Oh, and just to verify, I did PM this to [cunt] to see how much of a [cunt] he is. Everyone here knows I am a kinky bitch. I don't deny that. But it really shows what sort of low-life you are [cunt]. I am from Australia, not USA, you whitered testicle of a sterile donkey. I have tired many different sexual things with my boyfriend, some I like, some I don't. Some things I do would make a saint swear. Everyone here knows I am a REAL female, not a "teenage fratboy" like you fantasized. Is it the fact that I am female the thing that disappointed you? P.S I think he has a thing for Schmed because he thought I was schmed. Love Reiz
Cripes. So am I. I thought you would've clicked with "real" spelling and all. No I don't want your phone number. Buy a dildo. [cunt]
Butt Cunt, she posted her picture in hopes that would think sh ewas all that and a fucking blooming onion and start being ncie to her. And you didn't comply!

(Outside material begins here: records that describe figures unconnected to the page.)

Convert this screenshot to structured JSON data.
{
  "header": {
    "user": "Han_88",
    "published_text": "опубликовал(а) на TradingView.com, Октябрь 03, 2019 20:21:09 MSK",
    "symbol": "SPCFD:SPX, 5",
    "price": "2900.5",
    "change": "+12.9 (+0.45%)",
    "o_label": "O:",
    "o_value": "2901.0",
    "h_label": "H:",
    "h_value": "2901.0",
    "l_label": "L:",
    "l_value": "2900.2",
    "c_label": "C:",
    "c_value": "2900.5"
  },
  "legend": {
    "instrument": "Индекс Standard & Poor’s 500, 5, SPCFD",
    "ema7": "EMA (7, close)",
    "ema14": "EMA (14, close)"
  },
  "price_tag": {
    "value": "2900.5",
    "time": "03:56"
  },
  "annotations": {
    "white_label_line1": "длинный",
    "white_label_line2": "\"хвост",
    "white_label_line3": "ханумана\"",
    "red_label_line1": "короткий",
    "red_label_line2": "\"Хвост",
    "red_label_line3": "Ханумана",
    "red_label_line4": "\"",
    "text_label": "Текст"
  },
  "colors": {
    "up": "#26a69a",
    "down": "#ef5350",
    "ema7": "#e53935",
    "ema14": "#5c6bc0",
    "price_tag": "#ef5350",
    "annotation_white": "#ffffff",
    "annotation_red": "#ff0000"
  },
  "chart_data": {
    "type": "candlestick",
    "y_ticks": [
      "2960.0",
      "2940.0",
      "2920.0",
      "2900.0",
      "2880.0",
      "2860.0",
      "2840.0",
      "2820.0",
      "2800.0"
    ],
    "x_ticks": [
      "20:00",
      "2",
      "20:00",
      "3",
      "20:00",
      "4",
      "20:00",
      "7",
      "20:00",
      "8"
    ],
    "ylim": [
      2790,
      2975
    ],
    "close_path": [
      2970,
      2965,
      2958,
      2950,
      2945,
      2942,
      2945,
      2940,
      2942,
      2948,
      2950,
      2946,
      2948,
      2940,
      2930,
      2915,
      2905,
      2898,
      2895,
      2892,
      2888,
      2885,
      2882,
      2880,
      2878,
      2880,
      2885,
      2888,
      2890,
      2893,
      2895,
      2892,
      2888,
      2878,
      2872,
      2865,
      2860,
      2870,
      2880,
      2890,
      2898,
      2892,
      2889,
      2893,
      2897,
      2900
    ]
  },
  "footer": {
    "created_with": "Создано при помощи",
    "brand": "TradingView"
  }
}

Not at all, Barfy. I posted it so he would stop thinking I was a male, in particular, thinking I was Schmed. Now, crawl back into your cage and lock the door behind you.
Yes, wise man once said, Checkity check yourself before you wreckity wreck yourself. I think that means pull yer head out of yer ass. And shit. Not pun intended.
There goes my occassional thought of trying to weaske my way into getting Reiz to let me have sex with her while I wear my Mr. T outfit if she lived within a few hours of Kentucky.
No problem. If you want any more incisive observations just keep posting. This psychology thing is a piece of piss, Barry I want a job!
And he's not limiting himself to psychology. He just wants to earn so he can get himself off the streets, he'll sell his ass if need be.
You want a job? How about opening a psychic salon. It is about the same thing as counseling, but you don't have to have the degree. Same principles apply. Tell them what they want to hear, but leave them with the lingering doubt that something is somehow still hidden so that they will keep coming back for more. Barry
Hmmmmm drums fingers if I was to hazard an evaluated opinion I would suggest that you appear to be suffering from 'Mememe' syndrome which essentially manifests itself, primarily, in the form of wishing to remain in the spotlight. Do you, perchance, have any pets that are wilfull in their destrucive tendencies? Also are you in posession of a large basement that looks like a serial killers shrine?